Les agents de la direction générale de la concurrence, de la consommation et de la répression des fraudes, ceux de la direction générale de l'alimentation du ministère de l'agriculture et ceux du service de métrologie au ministère de l'industrie sont habilités à constater, au moyen de procès-verbaux sur l'ensemble du territoire national, les infractions aux dispositions de l'article L. 121-1. Ils peuvent exiger de l'annonceur la mise à leur disposition de tous les éléments propres à justifier les allégations, indications ou présentations publicitaires. Ils peuvent également exiger de l'annonceur, de l'agence de publicité ou du responsable du support la mise à leur disposition des messages publicitaires diffusés. Les procès-verbaux dressés en application du présent article sont transmis au procureur de la République. Contrôle des offres d'emploi
Article L121-3
La cessation de la publicité peut être ordonnée par le juge d'instruction ou par le tribunal saisi des poursuites, soit sur réquisition du ministère public, soit d'office. La mesure ainsi prise est exécutoire nonobstant toutes voies de recours. Mainlevée peut en être donnée par la juridiction qui l'a ordonnée ou qui est saisie du dossier. La mesure cesse d'avoir effet en cas de décision de non-lieu ou de relaxe. Les décisions statuant sur les demandes de mainlevée peuvent faire l'objet d'un recours devant la chambre de l'instruction ou devant la cour d'appel selon qu'elles ont été prononcées par un juge d'instruction ou par le tribunal saisi des poursuites. La chambre de l'instruction ou la cour d'appel statue dans un délai de dix jours à compter de la réception des pièces.
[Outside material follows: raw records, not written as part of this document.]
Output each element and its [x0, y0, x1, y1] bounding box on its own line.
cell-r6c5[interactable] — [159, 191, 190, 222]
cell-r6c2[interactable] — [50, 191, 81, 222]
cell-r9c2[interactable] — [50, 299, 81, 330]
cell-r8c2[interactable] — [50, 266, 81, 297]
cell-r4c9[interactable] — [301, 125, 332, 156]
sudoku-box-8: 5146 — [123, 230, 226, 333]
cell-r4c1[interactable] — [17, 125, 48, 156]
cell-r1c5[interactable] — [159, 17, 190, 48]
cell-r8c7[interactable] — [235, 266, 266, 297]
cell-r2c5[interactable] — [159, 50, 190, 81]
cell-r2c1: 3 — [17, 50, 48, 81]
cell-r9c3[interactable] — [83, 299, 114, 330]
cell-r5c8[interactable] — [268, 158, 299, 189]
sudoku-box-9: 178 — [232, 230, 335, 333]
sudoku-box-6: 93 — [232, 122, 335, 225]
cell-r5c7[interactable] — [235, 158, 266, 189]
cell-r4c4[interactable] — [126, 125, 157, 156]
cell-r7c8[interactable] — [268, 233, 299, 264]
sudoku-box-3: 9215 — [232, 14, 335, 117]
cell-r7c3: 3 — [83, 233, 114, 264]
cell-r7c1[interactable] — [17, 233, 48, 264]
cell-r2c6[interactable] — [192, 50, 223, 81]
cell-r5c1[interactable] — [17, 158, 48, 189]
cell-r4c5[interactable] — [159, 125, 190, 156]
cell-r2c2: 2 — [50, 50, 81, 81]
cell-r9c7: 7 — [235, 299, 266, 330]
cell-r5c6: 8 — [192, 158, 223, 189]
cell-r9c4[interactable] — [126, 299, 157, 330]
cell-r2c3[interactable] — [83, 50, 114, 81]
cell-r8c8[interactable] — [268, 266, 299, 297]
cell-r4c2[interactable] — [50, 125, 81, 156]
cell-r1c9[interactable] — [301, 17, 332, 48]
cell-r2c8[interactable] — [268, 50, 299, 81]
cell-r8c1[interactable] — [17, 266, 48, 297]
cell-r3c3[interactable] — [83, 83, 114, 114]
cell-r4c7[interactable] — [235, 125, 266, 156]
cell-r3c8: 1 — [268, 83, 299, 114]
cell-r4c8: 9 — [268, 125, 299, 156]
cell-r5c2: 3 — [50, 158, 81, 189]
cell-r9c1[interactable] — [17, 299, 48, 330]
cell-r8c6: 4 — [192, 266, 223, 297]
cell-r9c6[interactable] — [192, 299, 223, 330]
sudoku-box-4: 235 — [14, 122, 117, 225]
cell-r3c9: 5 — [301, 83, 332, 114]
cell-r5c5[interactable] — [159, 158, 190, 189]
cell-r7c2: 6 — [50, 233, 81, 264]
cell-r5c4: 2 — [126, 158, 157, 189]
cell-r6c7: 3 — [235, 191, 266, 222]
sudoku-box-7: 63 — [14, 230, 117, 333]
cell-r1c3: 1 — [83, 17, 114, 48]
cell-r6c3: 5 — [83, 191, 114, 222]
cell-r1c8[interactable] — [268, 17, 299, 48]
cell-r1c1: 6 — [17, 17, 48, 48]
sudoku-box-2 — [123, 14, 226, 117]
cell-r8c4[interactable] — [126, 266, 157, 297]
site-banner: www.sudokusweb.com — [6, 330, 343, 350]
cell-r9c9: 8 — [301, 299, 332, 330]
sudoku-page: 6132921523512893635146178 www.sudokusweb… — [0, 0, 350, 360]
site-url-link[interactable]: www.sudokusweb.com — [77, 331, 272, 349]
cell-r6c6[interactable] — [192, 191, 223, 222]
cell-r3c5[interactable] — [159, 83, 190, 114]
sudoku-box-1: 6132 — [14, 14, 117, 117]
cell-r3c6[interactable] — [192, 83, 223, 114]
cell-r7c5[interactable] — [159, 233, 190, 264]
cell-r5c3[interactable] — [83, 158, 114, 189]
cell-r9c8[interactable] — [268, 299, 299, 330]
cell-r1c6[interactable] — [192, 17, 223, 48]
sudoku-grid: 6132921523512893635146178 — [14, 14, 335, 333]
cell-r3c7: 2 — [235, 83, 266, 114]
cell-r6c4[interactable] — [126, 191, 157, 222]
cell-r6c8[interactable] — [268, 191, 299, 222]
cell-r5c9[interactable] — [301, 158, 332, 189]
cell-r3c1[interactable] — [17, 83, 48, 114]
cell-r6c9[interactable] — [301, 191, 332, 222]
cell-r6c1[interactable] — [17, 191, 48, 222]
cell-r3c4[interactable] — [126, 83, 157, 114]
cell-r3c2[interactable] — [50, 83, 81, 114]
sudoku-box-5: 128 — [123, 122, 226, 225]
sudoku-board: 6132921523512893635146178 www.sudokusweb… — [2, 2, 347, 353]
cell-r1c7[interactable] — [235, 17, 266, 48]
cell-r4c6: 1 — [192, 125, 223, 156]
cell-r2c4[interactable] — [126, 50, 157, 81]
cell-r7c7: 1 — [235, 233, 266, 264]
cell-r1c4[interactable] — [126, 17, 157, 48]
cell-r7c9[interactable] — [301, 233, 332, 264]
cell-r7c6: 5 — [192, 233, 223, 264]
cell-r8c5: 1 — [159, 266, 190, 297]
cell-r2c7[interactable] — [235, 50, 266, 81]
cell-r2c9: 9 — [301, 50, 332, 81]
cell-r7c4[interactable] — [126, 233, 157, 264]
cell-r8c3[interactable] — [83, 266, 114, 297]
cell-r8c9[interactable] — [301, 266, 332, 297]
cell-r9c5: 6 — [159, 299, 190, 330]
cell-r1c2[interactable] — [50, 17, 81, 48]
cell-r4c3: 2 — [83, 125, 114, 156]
Article L121-4 En cas de condamnation, le tribunal ordonne
la publication du jugement. Il peut, de plus, ordonner la diffusion, aux frais
du condamné, d'une ou de plusieurs annonces rectificatives. Le jugement fixe les
termes de ces annonces et les modalités de leur diffusion et impartit au
condamné un délai pour y faire procéder ; en cas de carence et sans préjudice
des pénalités prévues à l'article L. 121-7, il est procédé à cette diffusion à
la diligence du ministère public aux frais du condamné. Article L121-5 L'annonceur pour le compte duquel la
publicité est diffusée est responsable, à titre principal, de l'infraction
commise. Si le contrevenant est une personne morale, la responsabilité incombe à
ses dirigeants. La complicité est punissable dans les conditions de droit
commun. Article L121-6
Les infractions aux dispositions de l'article L. 121-1 sont punies des peines prévues à l'article L. 213-1. Le maximum de l'amende prévue à cet article peut être porté à 50 p. 100 des dépenses de la publicité constituant le délit. Les dispositions de l'article L. 213-6 prévoyant la responsabilité pénale des personnes morales sont applicables à ces infractions.
Article L121-7
Pour l'application de l'article L. 121-6, le tribunal peut demander tant aux parties qu'à l'annonceur la communication de tous documents utiles. En cas de refus, il peut ordonner la saisie de ces documents ou toute mesure d'instruction appropriée. Il peut en outre prononcer une astreinte pouvant atteindre 4500 euros par jour de retard à compter de la date qu'il a retenue pour la production de ces documents. Les pénalités prévues au premier alinéa de l'article L. 121-6 sont également applicables en cas de refus de communication des éléments de justification ou des publicités diffusées, demandés dans les conditions prévues au premier alinéa de l'article L. 121-2, de même qu'en cas d'inobservation des décisions ordonnant la cessation de la publicité ou de non-exécution dans le délai imparti des annonces rectificatives.